El poder que al principio le otorgamos al capitán, Marcelo, después que este murió en el alud, decantó en los tres primos Strauch: Fito Strauch, Daniel Fernández Strauch y Eduardo Strauch. Trajo a la superficie en muchos sobrevivientes el comportamiento ancestral del respeto a los más viejos de la tribu, aunque en este caso, como el tiempo y el espacio estaban comprimidos, ellos tenían apenas entre tres y cuatro años más que el resto. Los primos no eran los que tomaban las medidas y decisiones, sino que eran los que las avalaban. Impulsaban, pero también seguían los impulsos de los otros.

Si bien tenían autoridad moral y en ellos se había delegado la justicia, esta a veces se aplicaba en forma injusta, con acusaciones entre nosotros que no tenían sentido, porque ese grupo siempre al borde de la explosión requería válvulas de escape para mantener el equilibrio. Chivos expiatorios suficientemente fuertes que pudieran ser bombardeables para aflojar la tensión del grupo pero no podían ser hundibles porque si el chivo emisario se hundía, todos nos hundíamos con él. Así fue que inventamos el equilibrio, la homeostasis de un grupo desesperado: la dosis justa de cohesión y catarsis.

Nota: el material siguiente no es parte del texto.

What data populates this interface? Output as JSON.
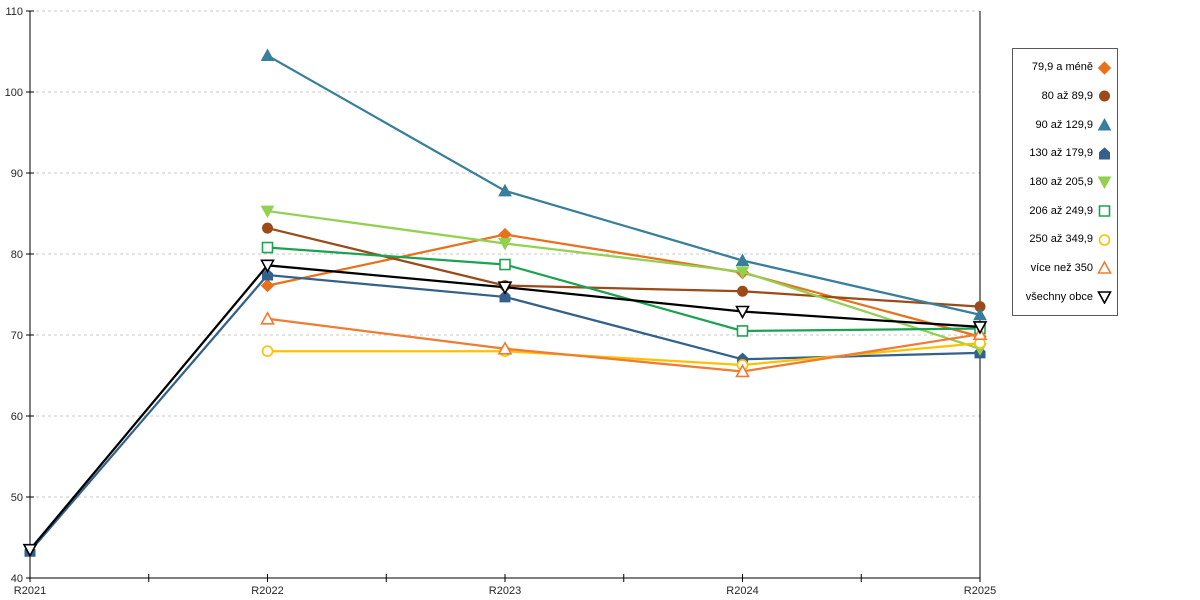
{
  "chart_data": {
    "type": "line",
    "categories": [
      "R2021",
      "R2022",
      "R2023",
      "R2024",
      "R2025"
    ],
    "series": [
      {
        "name": "79,9 a méně",
        "color": "#E8711C",
        "marker": "diamond",
        "filled": true,
        "values": [
          null,
          76.1,
          82.4,
          77.7,
          69.8
        ]
      },
      {
        "name": "80 až 89,9",
        "color": "#9B4A18",
        "marker": "circle",
        "filled": true,
        "values": [
          null,
          83.2,
          76.1,
          75.4,
          73.5
        ]
      },
      {
        "name": "90 až 129,9",
        "color": "#377F9B",
        "marker": "triangle-up",
        "filled": true,
        "values": [
          null,
          104.5,
          87.8,
          79.2,
          72.5
        ]
      },
      {
        "name": "130 až 179,9",
        "color": "#33618C",
        "marker": "pentagon",
        "filled": true,
        "values": [
          43.3,
          77.4,
          74.7,
          67.0,
          67.8
        ]
      },
      {
        "name": "180 až 205,9",
        "color": "#92D050",
        "marker": "triangle-down",
        "filled": true,
        "values": [
          null,
          85.3,
          81.3,
          77.8,
          68.3
        ]
      },
      {
        "name": "206 až 249,9",
        "color": "#1CA351",
        "marker": "square",
        "filled": false,
        "values": [
          null,
          80.8,
          78.7,
          70.5,
          70.8
        ]
      },
      {
        "name": "250 až 349,9",
        "color": "#FFC000",
        "marker": "circle",
        "filled": false,
        "values": [
          null,
          68.0,
          68.0,
          66.3,
          69.0
        ]
      },
      {
        "name": "více než 350",
        "color": "#ED7D31",
        "marker": "triangle-up",
        "filled": false,
        "values": [
          null,
          72.0,
          68.3,
          65.5,
          70.1
        ]
      },
      {
        "name": "všechny obce",
        "color": "#000000",
        "marker": "triangle-down",
        "filled": false,
        "values": [
          43.5,
          78.6,
          75.9,
          72.9,
          71.0
        ]
      }
    ],
    "title": "",
    "xlabel": "",
    "ylabel": "",
    "ylim": [
      40,
      110
    ],
    "y_ticks": [
      40,
      50,
      60,
      70,
      80,
      90,
      100,
      110
    ],
    "grid": "horizontal-dashed",
    "gridline_color": "#C9C9C9",
    "axis_color": "#000000",
    "legend_position": "right"
  }
}
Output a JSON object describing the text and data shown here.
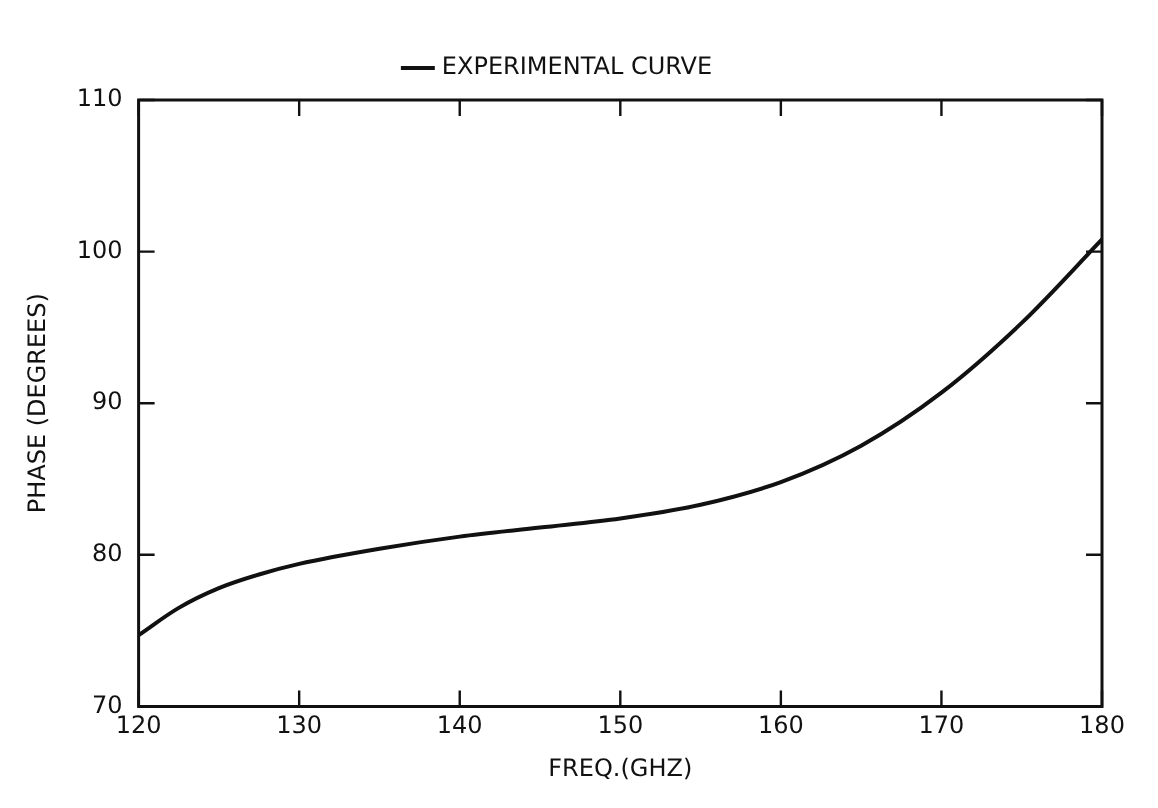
{
  "chart_data": {
    "type": "line",
    "xlabel": "FREQ.(GHZ)",
    "ylabel": "PHASE (DEGREES)",
    "x": [
      120,
      122.5,
      125,
      127.5,
      130,
      135,
      140,
      145,
      150,
      155,
      160,
      165,
      170,
      175,
      180
    ],
    "series": [
      {
        "name": "EXPERIMENTAL CURVE",
        "color": "#111111",
        "values": [
          74.7,
          76.5,
          77.8,
          78.7,
          79.4,
          80.4,
          81.2,
          81.8,
          82.4,
          83.3,
          84.8,
          87.2,
          90.7,
          95.3,
          100.8
        ]
      }
    ],
    "xlim": [
      120,
      180
    ],
    "xticks": [
      120,
      130,
      140,
      150,
      160,
      170,
      180
    ],
    "ylim": [
      70,
      110
    ],
    "yticks": [
      70,
      80,
      90,
      100,
      110
    ],
    "legend": "top",
    "marker": "none",
    "line_style": "solid"
  }
}
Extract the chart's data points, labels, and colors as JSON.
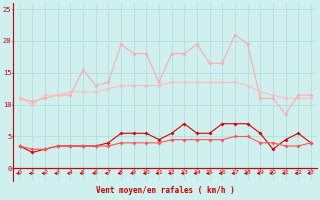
{
  "x": [
    0,
    1,
    2,
    3,
    4,
    5,
    6,
    7,
    8,
    9,
    10,
    11,
    12,
    13,
    14,
    15,
    16,
    17,
    18,
    19,
    20,
    21,
    22,
    23
  ],
  "line1": [
    11,
    10.5,
    11,
    11.5,
    11.5,
    15.5,
    13,
    13.5,
    19.5,
    18,
    18,
    13.5,
    18,
    18,
    19.5,
    16.5,
    16.5,
    21,
    19.5,
    11,
    11,
    8.5,
    11.5,
    11.5
  ],
  "line2": [
    11,
    10,
    11.5,
    11.5,
    12,
    12,
    12,
    12.5,
    13,
    13,
    13,
    13,
    13.5,
    13.5,
    13.5,
    13.5,
    13.5,
    13.5,
    13,
    12,
    11.5,
    11,
    11,
    11
  ],
  "line3": [
    3.5,
    2.5,
    3,
    3.5,
    3.5,
    3.5,
    3.5,
    4,
    5.5,
    5.5,
    5.5,
    4.5,
    5.5,
    7,
    5.5,
    5.5,
    7,
    7,
    7,
    5.5,
    3,
    4.5,
    5.5,
    4
  ],
  "line4": [
    3.5,
    3,
    3,
    3.5,
    3.5,
    3.5,
    3.5,
    3.5,
    4,
    4,
    4,
    4,
    4.5,
    4.5,
    4.5,
    4.5,
    4.5,
    5,
    5,
    4,
    4,
    3.5,
    3.5,
    4
  ],
  "line5": [
    -0.8,
    -0.8,
    -0.8,
    -0.8,
    -0.8,
    -0.8,
    -0.8,
    -0.8,
    -0.8,
    -0.8,
    -0.8,
    -0.8,
    -0.8,
    -0.8,
    -0.8,
    -0.8,
    -0.8,
    -0.8,
    -0.8,
    -0.8,
    -0.8,
    -0.8,
    -0.8,
    -0.8
  ],
  "color_line1": "#ffaaaa",
  "color_line2": "#ffbbbb",
  "color_line3": "#dd0000",
  "color_line4": "#ff5555",
  "color_line5": "#cc0000",
  "bg_color": "#d0f0f0",
  "grid_color": "#b0d8d8",
  "axis_color": "#cc0000",
  "text_color": "#cc0000",
  "xlabel": "Vent moyen/en rafales ( km/h )",
  "ylim": [
    -2,
    26
  ],
  "xlim": [
    -0.5,
    23.5
  ],
  "yticks": [
    0,
    5,
    10,
    15,
    20,
    25
  ],
  "xticks": [
    0,
    1,
    2,
    3,
    4,
    5,
    6,
    7,
    8,
    9,
    10,
    11,
    12,
    13,
    14,
    15,
    16,
    17,
    18,
    19,
    20,
    21,
    22,
    23
  ]
}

En esa sociedad errática y precaria, mi rol eran todos los roles: pedí a los primos ser la «valencia suelta», sin bozal ni freno, porque creí que de ese modo sería más funcional al conjunto y me sentiría más cómodo conmigo mismo, como lo había hecho a lo largo de mi vida, y ese andar fuera de la disciplina de la catástrofe me valió el adjetivo de «insoportable». Debía montar mi caballo, como hacía en la infancia, y atravesar todos los cercos, forzar los límites al máximo, lo que desde afuera podía parecer osado, o temerario, o irreverente. Los primos, tan serenos y talentosos, advirtieron que esa actitud favorecería al conjunto.